The Pentagon said it is preparing to notify Congress it plans to impose furloughs on civilian U.S. defense workers because of impending budget cuts.
The department will notify Congress Wednesday it plans to furlough almost 800,000 employees one day a week beginning in April, unless Congress finds a way to avoid across-the-board domestic and defense spending cuts scheduled to take effect March 1, Stars and Stripes reported Tuesday.
Federal law requires the department to notify Congress at least 45 days in advance of such furloughs, and regulations require that affected workers be notified at least 30 days in advance, the report said.
Defense officials estimated civilian workers would be furloughed for a total of 22 days beginning April 1 and running through the end of the fiscal year Sept. 30, the report said.
Military troops would not be affected immediately. Political appointees and defense workers whose incomes are not appropriated by Congress would also be spared, Stars and Stripes said.
Lt.

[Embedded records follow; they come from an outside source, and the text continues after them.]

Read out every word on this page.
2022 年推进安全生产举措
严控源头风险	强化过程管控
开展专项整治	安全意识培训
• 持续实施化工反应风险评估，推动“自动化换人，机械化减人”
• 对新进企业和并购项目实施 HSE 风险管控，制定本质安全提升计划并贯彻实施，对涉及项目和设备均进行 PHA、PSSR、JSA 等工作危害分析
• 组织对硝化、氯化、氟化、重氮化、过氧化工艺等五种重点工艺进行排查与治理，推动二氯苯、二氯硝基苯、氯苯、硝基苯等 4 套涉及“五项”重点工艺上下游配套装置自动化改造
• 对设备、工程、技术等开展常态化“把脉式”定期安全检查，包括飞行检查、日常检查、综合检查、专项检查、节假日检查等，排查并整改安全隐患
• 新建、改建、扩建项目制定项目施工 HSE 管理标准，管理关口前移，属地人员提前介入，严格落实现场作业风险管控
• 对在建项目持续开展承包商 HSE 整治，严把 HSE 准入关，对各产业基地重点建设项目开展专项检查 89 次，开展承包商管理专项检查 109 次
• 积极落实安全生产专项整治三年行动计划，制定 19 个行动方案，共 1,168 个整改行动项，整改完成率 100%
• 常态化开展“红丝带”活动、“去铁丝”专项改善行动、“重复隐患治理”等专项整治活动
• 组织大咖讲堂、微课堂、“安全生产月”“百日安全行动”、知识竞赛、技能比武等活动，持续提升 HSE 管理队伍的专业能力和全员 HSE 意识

Col. Elizabeth Robbins, a Pentagon spokeswoman, said the Defense Department is not planning for furloughed civilian workers to recoup lost pay, as has been the practice in past government shutdowns.
Furloughed workers may not be able to draw unemployment because of the way the furloughs are being implemented. The Pentagon would be responsible for paying unemployment benefits, which would force the department to make other cuts to cover that spending.